"When I come across such a disagreeable sight it will be time enough to decide whether I will interfere or not. At present I have not met with anything of the kind," returns he, resolutely putting an end to the dialogue by knocking at Mrs. Byng's portal, within which he is at once admitted.
The door of the bedroom communicating with the salon is open, and through it he sees the lady he has come to visit standing surrounded by gaping dress-baskets, strewn raiment, and scattered papers; all the uncomfortable litter that speaks of an imminent departure. She joins him at once, and, shutting the door behind her, sits down with a fagged air.
"I hear," he begins—"Willy tells me—I am very sorry to hear——"
"Oh, there is no great cause for sorrow," rejoins she quickly, as if anxious to disclaim a grief which might be supposed to check or limit her conversation—"poor dear old auntie!—the people who love her best could not wish to keep her in the state she has been in for the last year; oh, dear!"—sighing—"how very dismal the dregs of life are! do not you hope, Jim, that we shall die before we come to be 'happy releases'?"

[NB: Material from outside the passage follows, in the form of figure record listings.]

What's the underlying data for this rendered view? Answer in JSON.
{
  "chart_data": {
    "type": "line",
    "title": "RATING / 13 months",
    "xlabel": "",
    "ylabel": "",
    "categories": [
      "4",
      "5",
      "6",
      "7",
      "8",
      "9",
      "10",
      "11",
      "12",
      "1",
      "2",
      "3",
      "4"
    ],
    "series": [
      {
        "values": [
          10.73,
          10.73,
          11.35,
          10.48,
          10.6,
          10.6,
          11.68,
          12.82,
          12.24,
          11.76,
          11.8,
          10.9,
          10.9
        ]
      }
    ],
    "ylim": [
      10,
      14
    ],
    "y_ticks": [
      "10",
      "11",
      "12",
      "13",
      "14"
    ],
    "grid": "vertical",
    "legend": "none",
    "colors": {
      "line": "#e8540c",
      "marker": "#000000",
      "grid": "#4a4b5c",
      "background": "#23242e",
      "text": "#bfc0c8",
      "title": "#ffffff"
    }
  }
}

"I do indeed," replies he gravely; "I expect to be sick—dead-sick of life long before I reach that stage of it."
He looks at her resentfully as she speaks, but she has so entirely forgotten her own application of the accented adjectives to his feelings for Amelia, that she replies only by a rather puzzled but perfectly innocent glance.
"I never was so unwilling to leave any place in my life," she goes on presently, pursuing her own train of thought; "I do not know how to describe it—a sort of presentiment."
He smiles.
"And yet I do not think that there are any owls in the Piazza to hoot under your windows!"
"Perhaps not," rejoins she, with some warmth; "but what is still more unlucky than that happened to me last night; they passed the wine the wrong way round the table at the MacIvors. I was on thorns!"